The complainant may have the ownership of this patent for the term of its life, or he may not, depending upon the action of his assignor. If his assignor does not, after the two years, require the re-conveyance, then it would seem that the complainant has all the title his assignor had. It seems to me that the complainant’s title is as good as that of a mortgagee, whose title is subject to be divested upon compliance by the mortgagor of the conditions upon which the mortgage is to become void as set out in its clause of defeasance. In the case last cited the Supreme Court have held that, for the purpose of maintaining a bill in equity against an infringer, the mortgagee, whose mortgage is recorded within three months of its date in the Patent Office, is the proper party complainant.

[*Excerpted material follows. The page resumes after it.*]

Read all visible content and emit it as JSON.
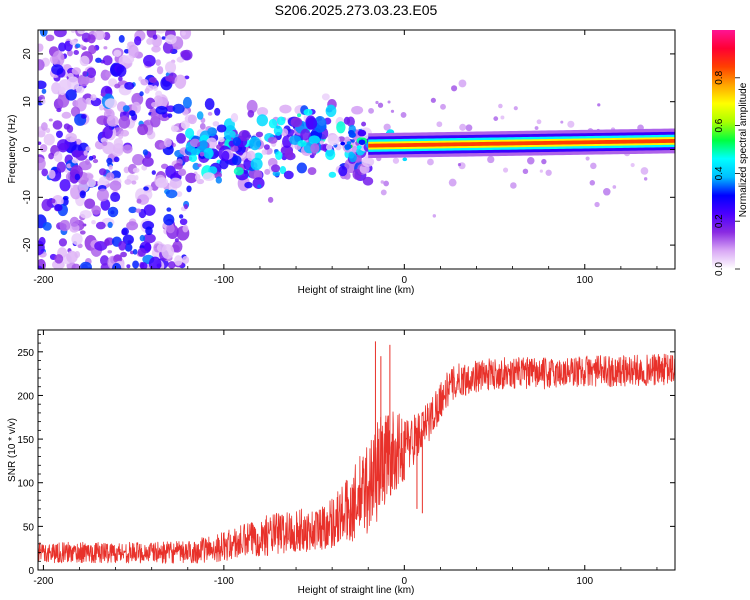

[3] It is highly probable, as is sought to be shown by affidavits, that the assignment to the complainant and the agreement for recon-veyance were part of a scheme to defeat the operation of the Sherman Anti-Trust Act had the complainant’s assignor sought to maintain the action. There is evidence tending to show that complainant and his assignor are both defendants in an action by the United States pending in the Circuit Court, of the United States for the District of Maryland, wherein certain alleged illegal conduct of the Bath Tub Trust, so called, is set forth. And the allegation is made that certain patents, including the one in question in this case, are claimed to be held and qwned by Edwin L. Wayman, the complainant herein, and were acquired by him [682]*682by virtue of the combination and conspiracy in restraint of trade complained of, and solely to effect the unlawful objects and purposes of the same. And among other things the bill prayed:

“That the said Wayman be enjoined from exercising or attempting to exercise any control, direction, supervision, or influénce whatever over the interstate or foreign commerce business of the other defendants by virtue of his holding said patents or otherwise.”

Whatever proof of the facts alleged in that case the government may have, and howsoever far, if at all, the defendants to it may have transgressed the law, there is no evidence here on this motion, except the fact that such a suit is pending and that the complainant here agreed that he would reconvey the title to his predecessor upon demand after two years. For the purposes of this motion, I hold that the complainant is entitled to maintain the suit.

Such conclusion is, however, of no avail to the complainant, for I am satisfied upon the evidence that the defendant has established the construction and use of a similar apparatus prior to the complainant’s patent beyond any reasonable doubt, and am of opinion that, if the same evidence had been produced in the cases heretofore referred to, in which the validity of this patent was sustained, that a different conclusion would have been reached in them.

[4] It is the rule that when the validity of a patent has been established by prior adjudication, and especially after long and expensive litigation, a court, on motion for a preliminary injunction in a subsequent suit against another defendant, would only consider the question of infringement. But where new evidence is introduced, of such clear and persuasive character as to leave no fair doubt but that the court in the prior case would have reached a different conclusion had that evidence been before it, then a preliminary injunction is denied. This rule and its exception are well established. Duff Mfg. Co. v. Kalamazoo Co. (C. C.) 94 Fed. 154; Duplex Co. v. Campbell, etc., Co., 69 Fed. 250, 16 C. C. A. 220 (C. C. A. 6th); Loew Co. v. German Co. (C. C.) 107 Fed. 949, 47 C. C. A. 94 (C. C. A. 6th); Edison Co. v. Beacon Co. (C. C.) 54 Fed. 678; Bresnahan v. Tripp Giant Co., 72 Fed. 920, 19 C. C. A. 237 (C. C. A. 1st); New York Filter Co.